9. A history of asthma-related respiratory failure requiring intubation.

10. Quantitative skin-prick test positive reaction down to an allergen concentration of
0.056 BAU or AU/ml.

11. Subjects with a high possibility of poor compliance with the study.

12. Have a history of cigarette smoking within the past 5 years or > 5 pack years total.

13. Having second-hand cigarette smoke exposure or indoor furry pets except in the case of
dog, if the subject is not allergic to the dog and the subject has a negative skin
test to dog.

14. Other lung diseases, such as sarcoidosis, bronchiectasis or active lung infection.

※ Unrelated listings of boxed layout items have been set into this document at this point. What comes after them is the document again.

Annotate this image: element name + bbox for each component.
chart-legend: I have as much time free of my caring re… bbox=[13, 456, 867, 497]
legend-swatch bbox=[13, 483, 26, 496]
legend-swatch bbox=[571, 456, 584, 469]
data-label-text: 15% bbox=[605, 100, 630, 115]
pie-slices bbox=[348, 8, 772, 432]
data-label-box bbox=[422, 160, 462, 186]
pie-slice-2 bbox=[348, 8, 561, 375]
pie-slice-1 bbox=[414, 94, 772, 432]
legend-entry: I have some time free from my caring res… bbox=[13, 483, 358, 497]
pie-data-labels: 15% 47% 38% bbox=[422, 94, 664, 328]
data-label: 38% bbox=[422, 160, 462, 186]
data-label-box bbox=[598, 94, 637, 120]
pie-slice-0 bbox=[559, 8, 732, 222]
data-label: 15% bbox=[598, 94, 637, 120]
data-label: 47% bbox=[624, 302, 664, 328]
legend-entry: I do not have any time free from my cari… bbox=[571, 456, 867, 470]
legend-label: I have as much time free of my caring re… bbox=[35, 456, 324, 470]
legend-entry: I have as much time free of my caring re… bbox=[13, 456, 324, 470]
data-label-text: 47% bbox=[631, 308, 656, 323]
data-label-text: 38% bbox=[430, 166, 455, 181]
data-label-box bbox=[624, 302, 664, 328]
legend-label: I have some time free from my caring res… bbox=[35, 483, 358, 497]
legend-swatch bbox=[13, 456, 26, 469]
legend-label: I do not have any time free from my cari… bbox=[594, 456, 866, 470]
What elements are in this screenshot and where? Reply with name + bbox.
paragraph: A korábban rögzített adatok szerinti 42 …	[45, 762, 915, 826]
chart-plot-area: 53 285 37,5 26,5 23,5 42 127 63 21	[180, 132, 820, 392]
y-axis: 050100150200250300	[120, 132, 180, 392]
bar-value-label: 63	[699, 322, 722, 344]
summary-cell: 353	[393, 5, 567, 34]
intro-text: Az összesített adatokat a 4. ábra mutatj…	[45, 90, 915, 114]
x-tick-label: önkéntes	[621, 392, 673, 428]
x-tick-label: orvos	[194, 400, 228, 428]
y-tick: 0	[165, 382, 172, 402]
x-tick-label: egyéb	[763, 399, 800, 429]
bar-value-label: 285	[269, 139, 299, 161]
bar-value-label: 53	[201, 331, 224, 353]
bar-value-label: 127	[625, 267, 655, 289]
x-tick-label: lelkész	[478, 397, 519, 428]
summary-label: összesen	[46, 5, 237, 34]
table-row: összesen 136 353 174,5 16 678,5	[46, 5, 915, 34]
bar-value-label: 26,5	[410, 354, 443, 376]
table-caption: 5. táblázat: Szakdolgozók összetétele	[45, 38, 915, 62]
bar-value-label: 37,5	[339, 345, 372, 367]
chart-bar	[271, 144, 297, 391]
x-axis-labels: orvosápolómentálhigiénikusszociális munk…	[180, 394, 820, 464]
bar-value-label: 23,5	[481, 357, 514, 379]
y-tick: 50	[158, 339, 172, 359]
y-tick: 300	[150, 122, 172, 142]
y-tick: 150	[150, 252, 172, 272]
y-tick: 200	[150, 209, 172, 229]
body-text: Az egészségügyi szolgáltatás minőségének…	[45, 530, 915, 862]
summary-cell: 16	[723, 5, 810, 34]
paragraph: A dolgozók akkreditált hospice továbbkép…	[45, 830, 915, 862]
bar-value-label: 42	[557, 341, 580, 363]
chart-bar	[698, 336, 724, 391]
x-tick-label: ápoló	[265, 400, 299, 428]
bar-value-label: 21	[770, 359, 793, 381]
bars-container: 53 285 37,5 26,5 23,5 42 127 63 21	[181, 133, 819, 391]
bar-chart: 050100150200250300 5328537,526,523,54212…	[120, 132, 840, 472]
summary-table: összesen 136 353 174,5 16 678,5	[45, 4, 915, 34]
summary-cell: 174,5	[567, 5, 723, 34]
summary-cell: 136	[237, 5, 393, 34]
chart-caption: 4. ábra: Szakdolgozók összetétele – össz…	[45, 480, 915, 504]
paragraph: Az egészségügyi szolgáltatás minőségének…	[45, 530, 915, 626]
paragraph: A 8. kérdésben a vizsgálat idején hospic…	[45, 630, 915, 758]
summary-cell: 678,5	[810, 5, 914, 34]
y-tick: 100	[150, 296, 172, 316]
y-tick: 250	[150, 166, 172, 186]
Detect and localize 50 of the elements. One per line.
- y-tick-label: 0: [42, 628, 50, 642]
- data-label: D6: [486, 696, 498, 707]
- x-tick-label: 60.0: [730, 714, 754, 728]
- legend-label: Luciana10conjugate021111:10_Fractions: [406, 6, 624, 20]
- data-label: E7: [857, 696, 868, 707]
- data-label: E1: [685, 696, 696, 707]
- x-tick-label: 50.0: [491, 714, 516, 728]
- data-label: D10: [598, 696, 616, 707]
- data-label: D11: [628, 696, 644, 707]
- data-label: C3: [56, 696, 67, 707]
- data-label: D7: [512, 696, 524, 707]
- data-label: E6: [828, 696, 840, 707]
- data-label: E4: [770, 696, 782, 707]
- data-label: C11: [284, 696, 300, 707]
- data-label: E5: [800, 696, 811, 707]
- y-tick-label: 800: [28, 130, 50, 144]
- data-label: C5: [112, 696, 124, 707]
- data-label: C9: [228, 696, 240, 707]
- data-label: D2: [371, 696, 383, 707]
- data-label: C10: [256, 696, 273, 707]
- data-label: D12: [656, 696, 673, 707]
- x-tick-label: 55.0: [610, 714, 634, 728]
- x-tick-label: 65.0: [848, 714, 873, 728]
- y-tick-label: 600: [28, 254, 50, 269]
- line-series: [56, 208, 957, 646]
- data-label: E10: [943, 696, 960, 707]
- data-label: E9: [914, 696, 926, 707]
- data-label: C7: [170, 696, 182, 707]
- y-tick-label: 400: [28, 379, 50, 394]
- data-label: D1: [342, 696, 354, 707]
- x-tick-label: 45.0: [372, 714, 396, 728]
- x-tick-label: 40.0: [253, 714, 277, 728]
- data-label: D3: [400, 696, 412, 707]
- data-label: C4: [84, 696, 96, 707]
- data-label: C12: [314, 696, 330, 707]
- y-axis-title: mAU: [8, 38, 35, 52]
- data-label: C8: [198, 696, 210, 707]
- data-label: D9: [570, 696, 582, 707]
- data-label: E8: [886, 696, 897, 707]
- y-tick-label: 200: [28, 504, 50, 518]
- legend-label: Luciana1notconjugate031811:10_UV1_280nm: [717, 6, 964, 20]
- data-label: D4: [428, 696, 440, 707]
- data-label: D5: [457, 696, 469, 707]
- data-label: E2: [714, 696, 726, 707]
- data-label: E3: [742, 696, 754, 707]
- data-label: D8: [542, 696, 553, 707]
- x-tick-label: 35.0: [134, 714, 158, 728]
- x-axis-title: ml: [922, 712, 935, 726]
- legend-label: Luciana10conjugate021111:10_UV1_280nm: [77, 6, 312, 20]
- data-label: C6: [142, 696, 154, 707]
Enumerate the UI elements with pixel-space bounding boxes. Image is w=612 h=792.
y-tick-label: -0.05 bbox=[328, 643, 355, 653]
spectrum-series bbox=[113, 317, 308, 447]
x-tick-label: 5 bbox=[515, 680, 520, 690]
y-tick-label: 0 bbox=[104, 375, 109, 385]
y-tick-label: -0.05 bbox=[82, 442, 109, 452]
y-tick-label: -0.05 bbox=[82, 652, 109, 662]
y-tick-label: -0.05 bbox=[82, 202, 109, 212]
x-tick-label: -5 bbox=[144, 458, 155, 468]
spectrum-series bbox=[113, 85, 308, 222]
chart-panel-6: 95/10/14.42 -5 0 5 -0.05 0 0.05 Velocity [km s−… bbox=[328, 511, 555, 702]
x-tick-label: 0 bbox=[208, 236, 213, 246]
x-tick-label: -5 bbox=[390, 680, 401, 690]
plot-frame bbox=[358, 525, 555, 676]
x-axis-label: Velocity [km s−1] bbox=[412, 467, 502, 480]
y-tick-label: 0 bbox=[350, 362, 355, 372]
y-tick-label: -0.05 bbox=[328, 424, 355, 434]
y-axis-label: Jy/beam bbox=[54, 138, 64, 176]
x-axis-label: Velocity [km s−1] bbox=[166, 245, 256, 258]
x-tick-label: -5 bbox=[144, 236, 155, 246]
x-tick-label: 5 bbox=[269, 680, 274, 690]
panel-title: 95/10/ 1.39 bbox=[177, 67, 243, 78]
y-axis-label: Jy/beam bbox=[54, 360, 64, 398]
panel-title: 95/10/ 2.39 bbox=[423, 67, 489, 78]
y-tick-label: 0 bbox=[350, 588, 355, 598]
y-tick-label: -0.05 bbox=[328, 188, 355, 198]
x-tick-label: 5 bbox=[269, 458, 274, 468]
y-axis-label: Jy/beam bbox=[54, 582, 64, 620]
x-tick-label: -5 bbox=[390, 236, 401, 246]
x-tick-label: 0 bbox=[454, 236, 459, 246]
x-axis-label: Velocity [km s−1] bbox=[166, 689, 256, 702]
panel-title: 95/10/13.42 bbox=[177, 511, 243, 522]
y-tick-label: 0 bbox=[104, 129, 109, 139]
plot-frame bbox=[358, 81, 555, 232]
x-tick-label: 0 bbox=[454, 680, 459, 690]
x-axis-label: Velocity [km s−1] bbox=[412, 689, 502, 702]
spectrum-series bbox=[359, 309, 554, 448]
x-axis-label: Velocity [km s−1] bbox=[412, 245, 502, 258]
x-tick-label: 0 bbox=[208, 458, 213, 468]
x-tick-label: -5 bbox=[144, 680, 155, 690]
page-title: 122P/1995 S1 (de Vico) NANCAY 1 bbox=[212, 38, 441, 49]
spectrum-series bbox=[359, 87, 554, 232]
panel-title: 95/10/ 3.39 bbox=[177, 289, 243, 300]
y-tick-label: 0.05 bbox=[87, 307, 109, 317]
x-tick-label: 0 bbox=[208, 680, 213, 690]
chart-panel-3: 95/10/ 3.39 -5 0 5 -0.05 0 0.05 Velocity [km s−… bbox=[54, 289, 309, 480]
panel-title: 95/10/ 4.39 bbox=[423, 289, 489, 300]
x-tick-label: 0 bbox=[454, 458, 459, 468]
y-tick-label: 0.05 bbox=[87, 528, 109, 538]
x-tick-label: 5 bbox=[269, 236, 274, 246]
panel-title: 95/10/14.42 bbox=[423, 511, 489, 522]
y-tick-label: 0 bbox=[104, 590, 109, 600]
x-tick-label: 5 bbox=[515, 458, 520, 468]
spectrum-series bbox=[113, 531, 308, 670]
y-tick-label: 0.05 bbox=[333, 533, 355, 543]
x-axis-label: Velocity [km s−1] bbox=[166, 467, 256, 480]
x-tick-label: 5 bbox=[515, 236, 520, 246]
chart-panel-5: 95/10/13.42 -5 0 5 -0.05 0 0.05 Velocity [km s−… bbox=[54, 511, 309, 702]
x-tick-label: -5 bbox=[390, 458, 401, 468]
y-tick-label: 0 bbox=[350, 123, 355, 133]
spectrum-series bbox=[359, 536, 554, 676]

15. Use of Xolair (omalizumab - anti-IgE monoclonal antibody) for 6 months.

16. Immunotherapy with cat or dust mite extract now or in the past.

17. Use of prophylactic aspirin for cardiovascular disease

18. Non-English speakers

Allergic Nonasthmatic Subjects (ANA subjects):

1. A history of asthma.

2. Exclusion criteria #1, 3-8 and 10- 18 from (AA) above.

3. A methacholine PC20 < 16 mg/ml.

Additional exclusion Criteria Specific to PET Imaging:

1. Anyone unable to lay flat on the scanner table for imaging.

2. We will exclude severely and morbidly obese subjects (BMI> 32) because of the poor
quality of images that can be obtained and weight restrictions on the scanner.

3. Those with a diffusing capacity < 80% predicted (if known),

4. Subjects with known exposure to agents that are associated with pulmonary disease
(i.e. asbestos, silica)

5. Subjects who have had any research related radiation exposure greater than 15 mSv
within the past year will be excluded.

6. Individuals with known allergy or hypersensitivity to FDG will be excluded.